Importance of routine, standardized measurement. Consistent, routine measurement can demonstrate what does and does not work and pinpoint any needed adjustments. It also can help to establish accountability among public program staff.
While all states collect enrollment data, not all collect the data needed to provide a clear picture of enrollment dynamics. At a minimum, it is important to know how many people are entering and exiting the program each month. Measuring renewal rates and understanding the reasons for loss of coverage at renewal will clarify how much churning is occurring before and after interventions. In addition, longitudinal analyses that show enrollment patterns over time are essential to fully understand churning.
Many program and health plan administrators expressed a need for guidance about methods to measure insurance instability and churning. States vary considerably in terms of their capacity to report on renewal outcomes. Among states that track renewal outcomes or report on reasons for case closures, data elements and definitions differ considerably and coding regarding the reasons for loss of coverage is not precise. State-specific data on churning rates are limited and are not comparable across states because the analyses define and measure churning differently. Analysts noted that they would prefer not to "reinvent the wheel" and would welcome recommendations based on experience in other states.
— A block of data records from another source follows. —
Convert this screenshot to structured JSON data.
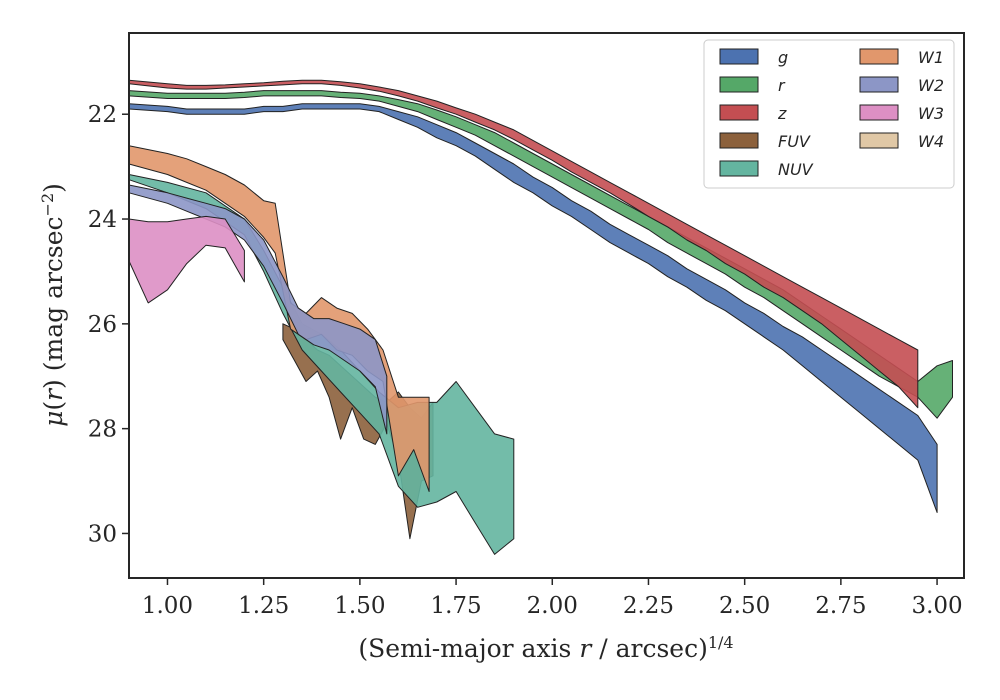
{
  "chart_data": {
    "type": "area",
    "xlabel": "(Semi-major axis r / arcsec)^1/4",
    "ylabel": "μ(r) (mag arcsec^−2)",
    "xlim": [
      0.9,
      3.07
    ],
    "ylim": [
      30.85,
      20.45
    ],
    "y_inverted": true,
    "xticks": [
      "1.00",
      "1.25",
      "1.50",
      "1.75",
      "2.00",
      "2.25",
      "2.50",
      "2.75",
      "3.00"
    ],
    "yticks": [
      "22",
      "24",
      "26",
      "28",
      "30"
    ],
    "grid": false,
    "legend_position": "top-right",
    "legend_columns": 2,
    "series": [
      {
        "name": "g",
        "color": "#4c72b0",
        "x": [
          0.9,
          1.0,
          1.05,
          1.1,
          1.15,
          1.2,
          1.25,
          1.3,
          1.35,
          1.4,
          1.45,
          1.5,
          1.55,
          1.6,
          1.65,
          1.7,
          1.75,
          1.8,
          1.85,
          1.9,
          1.95,
          2.0,
          2.05,
          2.1,
          2.15,
          2.2,
          2.25,
          2.3,
          2.35,
          2.4,
          2.45,
          2.5,
          2.55,
          2.6,
          2.65,
          2.7,
          2.75,
          2.8,
          2.85,
          2.9,
          2.95,
          3.0
        ],
        "lower": [
          21.8,
          21.85,
          21.9,
          21.9,
          21.9,
          21.9,
          21.85,
          21.85,
          21.8,
          21.8,
          21.8,
          21.8,
          21.85,
          21.95,
          22.05,
          22.2,
          22.35,
          22.55,
          22.75,
          22.95,
          23.2,
          23.4,
          23.65,
          23.85,
          24.1,
          24.3,
          24.5,
          24.7,
          24.95,
          25.15,
          25.35,
          25.6,
          25.8,
          26.05,
          26.25,
          26.5,
          26.75,
          27.0,
          27.25,
          27.5,
          27.75,
          28.3
        ],
        "upper": [
          21.9,
          21.95,
          22.0,
          22.0,
          22.0,
          22.0,
          21.95,
          21.95,
          21.9,
          21.9,
          21.9,
          21.9,
          21.95,
          22.1,
          22.25,
          22.45,
          22.6,
          22.8,
          23.05,
          23.3,
          23.5,
          23.75,
          23.95,
          24.2,
          24.45,
          24.65,
          24.85,
          25.1,
          25.3,
          25.55,
          25.75,
          26.0,
          26.25,
          26.5,
          26.8,
          27.1,
          27.4,
          27.7,
          28.0,
          28.3,
          28.6,
          29.6
        ]
      },
      {
        "name": "r",
        "color": "#55a868",
        "x": [
          0.9,
          1.0,
          1.05,
          1.1,
          1.15,
          1.2,
          1.25,
          1.3,
          1.35,
          1.4,
          1.45,
          1.5,
          1.55,
          1.6,
          1.65,
          1.7,
          1.75,
          1.8,
          1.85,
          1.9,
          1.95,
          2.0,
          2.05,
          2.1,
          2.15,
          2.2,
          2.25,
          2.3,
          2.35,
          2.4,
          2.45,
          2.5,
          2.55,
          2.6,
          2.65,
          2.7,
          2.75,
          2.8,
          2.85,
          2.9,
          2.95,
          3.0,
          3.04
        ],
        "lower": [
          21.55,
          21.6,
          21.6,
          21.6,
          21.6,
          21.58,
          21.55,
          21.55,
          21.55,
          21.55,
          21.58,
          21.6,
          21.65,
          21.72,
          21.8,
          21.92,
          22.05,
          22.2,
          22.35,
          22.55,
          22.75,
          22.95,
          23.15,
          23.35,
          23.55,
          23.75,
          23.95,
          24.15,
          24.35,
          24.55,
          24.75,
          24.95,
          25.15,
          25.35,
          25.6,
          25.85,
          26.1,
          26.35,
          26.6,
          26.85,
          27.1,
          26.8,
          26.7
        ],
        "upper": [
          21.65,
          21.7,
          21.7,
          21.7,
          21.7,
          21.68,
          21.65,
          21.65,
          21.65,
          21.65,
          21.68,
          21.7,
          21.75,
          21.85,
          21.95,
          22.1,
          22.25,
          22.4,
          22.6,
          22.8,
          23.0,
          23.2,
          23.4,
          23.6,
          23.8,
          24.0,
          24.2,
          24.45,
          24.65,
          24.85,
          25.05,
          25.3,
          25.5,
          25.75,
          26.0,
          26.25,
          26.5,
          26.75,
          27.0,
          27.2,
          27.4,
          27.8,
          27.4
        ]
      },
      {
        "name": "z",
        "color": "#c44e52",
        "x": [
          0.9,
          1.0,
          1.05,
          1.1,
          1.15,
          1.2,
          1.25,
          1.3,
          1.35,
          1.4,
          1.45,
          1.5,
          1.55,
          1.6,
          1.65,
          1.7,
          1.75,
          1.8,
          1.85,
          1.9,
          1.95,
          2.0,
          2.05,
          2.1,
          2.15,
          2.2,
          2.25,
          2.3,
          2.35,
          2.4,
          2.45,
          2.5,
          2.55,
          2.6,
          2.65,
          2.7,
          2.75,
          2.8,
          2.85,
          2.9,
          2.95
        ],
        "lower": [
          21.35,
          21.42,
          21.45,
          21.45,
          21.44,
          21.42,
          21.4,
          21.37,
          21.35,
          21.35,
          21.38,
          21.42,
          21.48,
          21.55,
          21.65,
          21.75,
          21.88,
          22.0,
          22.15,
          22.3,
          22.5,
          22.7,
          22.9,
          23.1,
          23.3,
          23.5,
          23.7,
          23.9,
          24.1,
          24.3,
          24.5,
          24.7,
          24.9,
          25.1,
          25.3,
          25.5,
          25.7,
          25.9,
          26.1,
          26.3,
          26.5
        ],
        "upper": [
          21.42,
          21.5,
          21.52,
          21.52,
          21.5,
          21.48,
          21.46,
          21.44,
          21.42,
          21.42,
          21.45,
          21.5,
          21.56,
          21.65,
          21.75,
          21.88,
          22.0,
          22.15,
          22.3,
          22.48,
          22.68,
          22.88,
          23.1,
          23.3,
          23.5,
          23.72,
          23.95,
          24.15,
          24.4,
          24.6,
          24.85,
          25.05,
          25.3,
          25.5,
          25.75,
          26.0,
          26.3,
          26.6,
          26.9,
          27.2,
          27.6
        ]
      },
      {
        "name": "FUV",
        "color": "#8c613c",
        "x": [
          1.3,
          1.33,
          1.36,
          1.39,
          1.42,
          1.45,
          1.48,
          1.51,
          1.54,
          1.57,
          1.6,
          1.63,
          1.66,
          1.69
        ],
        "lower": [
          26.0,
          26.1,
          26.3,
          26.5,
          26.6,
          26.8,
          27.0,
          27.2,
          27.4,
          27.5,
          27.3,
          27.6,
          27.8,
          27.5
        ],
        "upper": [
          26.3,
          26.7,
          27.1,
          26.9,
          27.4,
          28.2,
          27.6,
          28.2,
          28.3,
          27.9,
          28.6,
          30.1,
          29.0,
          28.9
        ]
      },
      {
        "name": "NUV",
        "color": "#64b5a0",
        "x": [
          0.9,
          1.0,
          1.1,
          1.2,
          1.25,
          1.3,
          1.35,
          1.4,
          1.45,
          1.5,
          1.55,
          1.6,
          1.65,
          1.7,
          1.75,
          1.8,
          1.85,
          1.9
        ],
        "lower": [
          23.15,
          23.3,
          23.5,
          24.0,
          24.6,
          25.3,
          26.0,
          26.2,
          26.5,
          26.9,
          27.3,
          27.6,
          27.5,
          27.5,
          27.1,
          27.6,
          28.1,
          28.2
        ],
        "upper": [
          23.25,
          23.5,
          23.8,
          24.3,
          25.0,
          25.8,
          26.5,
          26.9,
          27.3,
          27.7,
          28.1,
          29.1,
          29.5,
          29.4,
          29.2,
          29.8,
          30.4,
          30.1
        ]
      },
      {
        "name": "W1",
        "color": "#e1976c",
        "x": [
          0.9,
          1.0,
          1.05,
          1.1,
          1.15,
          1.2,
          1.25,
          1.28,
          1.32,
          1.36,
          1.4,
          1.44,
          1.48,
          1.52,
          1.56,
          1.6,
          1.64,
          1.68
        ],
        "lower": [
          22.6,
          22.75,
          22.85,
          23.0,
          23.15,
          23.35,
          23.65,
          23.7,
          25.6,
          25.8,
          25.5,
          25.7,
          25.8,
          26.1,
          26.5,
          27.4,
          27.4,
          27.4
        ],
        "upper": [
          22.95,
          23.15,
          23.3,
          23.45,
          23.7,
          23.95,
          24.35,
          24.65,
          26.1,
          26.3,
          26.2,
          26.5,
          26.6,
          26.9,
          27.1,
          28.9,
          28.4,
          29.2
        ]
      },
      {
        "name": "W2",
        "color": "#8c96c6",
        "x": [
          0.9,
          1.0,
          1.05,
          1.1,
          1.15,
          1.2,
          1.25,
          1.3,
          1.34,
          1.38,
          1.42,
          1.46,
          1.5,
          1.54,
          1.57
        ],
        "lower": [
          23.35,
          23.5,
          23.6,
          23.7,
          23.8,
          24.0,
          24.4,
          25.1,
          25.7,
          25.9,
          25.9,
          26.0,
          26.1,
          26.3,
          27.0
        ],
        "upper": [
          23.5,
          23.7,
          23.85,
          24.0,
          24.15,
          24.4,
          24.9,
          25.6,
          26.2,
          26.4,
          26.5,
          26.7,
          26.9,
          27.2,
          28.1
        ]
      },
      {
        "name": "W3",
        "color": "#dd8fc4",
        "x": [
          0.9,
          0.95,
          1.0,
          1.05,
          1.1,
          1.15,
          1.2
        ],
        "lower": [
          24.0,
          24.05,
          24.05,
          24.0,
          23.95,
          24.0,
          24.6
        ],
        "upper": [
          24.8,
          25.6,
          25.35,
          24.85,
          24.5,
          24.55,
          25.2
        ]
      },
      {
        "name": "W4",
        "color": "#e0c8a6",
        "x": [],
        "lower": [],
        "upper": []
      }
    ]
  }
}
To set goals, administrators said that it would be helpful to know how to define and calculate a reasonable level of churning.
Leadership is key. The states' experiences underscore the importance of providing strong leadership at the top and letting people on the ground improvise and adapt. States operating under gubernatorial directives to increase enrollment and stability of coverage are better positioned to conduct comprehensive reviews of program renewal procedures, make changes, and revisit policies when changes do not produce desired results. Each of the four states studied has shown considerable leadership and commitment to solving instability and churning problems.
Conclusion
Publicly funded coverage is the only source of coverage available to millions of low-income children, families, and working parents who have no access to affordable job-based insurance. Its potential effectiveness is compromised when coverage is unstable. Moreover, coverage instability and churning result in significant and unnecessary costs for states, health plans, providers, and families. The experiences of these four states demonstrate that coverage instability within public programs is not inevitable. It can be averted to a significant degree by adopting key policies and procedures. An ongoing commitment to ensuring coverage stability can produce measurable, sometimes strikingly positive results for children and families and the health care system more broadly.